Riding Downhill--Part Eight of Fixed Gear 101
by Greg Goode


In this section, you'll learn new ways to control the speed of your bike. While you're learning, use them in conjunction with your brake--and take it easy.

Fixers divide hills into two classes: those with obstructions, and those without. Obstructions can include traffic intersections, stop signs, obstacles such as oil, sand, logs or pot holes, blind spots, and other dangers.

Obstructed hills

On an obstructed hill, you must "control your roll." There are two main methods:

Slaloming is the system used by skiers and rollerbladers. As you carve your turns back and forth, concentrate on digging the front wheel into the ground. This easy method actually has remarkable slowing power, and you will find it convenient when you are tired. But it is advisable only if you have enough free space for the side-to-side slalom movement. You will need about the width of one traffic lane on the road. Rare, but it happens.
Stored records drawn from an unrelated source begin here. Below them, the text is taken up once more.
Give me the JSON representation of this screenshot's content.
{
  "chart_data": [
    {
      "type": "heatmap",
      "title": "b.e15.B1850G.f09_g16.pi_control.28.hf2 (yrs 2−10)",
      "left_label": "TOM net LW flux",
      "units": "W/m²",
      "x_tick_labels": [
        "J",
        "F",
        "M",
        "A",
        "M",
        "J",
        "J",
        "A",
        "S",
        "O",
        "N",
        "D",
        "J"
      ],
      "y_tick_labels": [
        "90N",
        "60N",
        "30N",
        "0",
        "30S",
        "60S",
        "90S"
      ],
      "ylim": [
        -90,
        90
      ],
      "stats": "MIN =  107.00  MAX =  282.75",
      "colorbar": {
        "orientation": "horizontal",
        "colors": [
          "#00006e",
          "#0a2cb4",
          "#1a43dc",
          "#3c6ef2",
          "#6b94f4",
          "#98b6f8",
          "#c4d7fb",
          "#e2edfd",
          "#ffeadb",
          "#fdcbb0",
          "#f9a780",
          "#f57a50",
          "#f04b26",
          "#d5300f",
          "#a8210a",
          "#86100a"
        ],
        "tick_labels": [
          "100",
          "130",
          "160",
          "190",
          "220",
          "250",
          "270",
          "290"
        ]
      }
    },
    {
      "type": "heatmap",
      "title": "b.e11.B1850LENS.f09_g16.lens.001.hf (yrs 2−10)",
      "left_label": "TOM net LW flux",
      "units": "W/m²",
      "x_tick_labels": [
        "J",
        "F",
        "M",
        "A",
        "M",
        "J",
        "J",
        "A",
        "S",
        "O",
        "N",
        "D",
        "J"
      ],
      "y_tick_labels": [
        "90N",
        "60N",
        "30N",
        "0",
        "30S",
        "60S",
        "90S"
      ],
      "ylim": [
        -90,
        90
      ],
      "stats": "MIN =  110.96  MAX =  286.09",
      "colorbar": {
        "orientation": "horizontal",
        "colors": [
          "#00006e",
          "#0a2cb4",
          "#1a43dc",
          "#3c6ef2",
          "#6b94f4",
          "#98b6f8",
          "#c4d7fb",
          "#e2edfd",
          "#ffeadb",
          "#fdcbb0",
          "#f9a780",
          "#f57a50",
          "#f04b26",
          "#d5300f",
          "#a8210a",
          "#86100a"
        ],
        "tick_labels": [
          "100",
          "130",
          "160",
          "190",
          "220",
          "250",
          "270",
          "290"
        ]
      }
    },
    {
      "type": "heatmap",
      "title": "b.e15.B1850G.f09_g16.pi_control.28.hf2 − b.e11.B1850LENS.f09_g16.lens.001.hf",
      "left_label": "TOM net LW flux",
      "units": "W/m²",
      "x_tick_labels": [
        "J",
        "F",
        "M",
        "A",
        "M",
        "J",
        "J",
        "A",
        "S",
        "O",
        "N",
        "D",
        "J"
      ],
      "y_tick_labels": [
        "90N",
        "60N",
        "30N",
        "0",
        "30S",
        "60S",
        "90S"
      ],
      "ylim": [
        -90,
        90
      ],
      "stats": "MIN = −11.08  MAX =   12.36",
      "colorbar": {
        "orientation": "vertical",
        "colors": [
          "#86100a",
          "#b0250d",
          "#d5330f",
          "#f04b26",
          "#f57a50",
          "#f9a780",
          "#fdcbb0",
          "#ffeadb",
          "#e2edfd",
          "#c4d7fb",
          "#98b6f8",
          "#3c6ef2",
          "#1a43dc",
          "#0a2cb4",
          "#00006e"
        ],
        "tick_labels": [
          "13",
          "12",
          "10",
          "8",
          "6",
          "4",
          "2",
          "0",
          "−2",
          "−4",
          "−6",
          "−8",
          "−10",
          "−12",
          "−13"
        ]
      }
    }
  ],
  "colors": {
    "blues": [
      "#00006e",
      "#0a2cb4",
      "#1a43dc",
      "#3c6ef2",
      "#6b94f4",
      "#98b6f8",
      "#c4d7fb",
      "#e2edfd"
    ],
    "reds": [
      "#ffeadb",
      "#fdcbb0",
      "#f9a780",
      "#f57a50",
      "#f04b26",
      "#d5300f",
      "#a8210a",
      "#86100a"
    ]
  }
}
Backpedaling is the classic fixed gear braking technique. As you descend, you resist the forward motion of the pedals. One leg pushes back and down on the rear pedal as it rises up and forward, while the other leg pulls up on the front pedal as it rotates forward and down. If you're approaching a red light, a stop sign or cross traffic, you might end up going at about a walking pace.

Unobstructed hills

Unobstructed hills are rare. When you find one, use the opportunity to sprint! Get to know your top rpm and the hills that you can handle. Remember the cadence drills, which give you the ability to handle high rpm. If you find yourself 'spinning out' frequently, reconsider your choice of gear.


As always, you ride your bike at your own risk. 63xc.com and Greg Goode will not be held liable for any damage or injury arising from use of these lessons.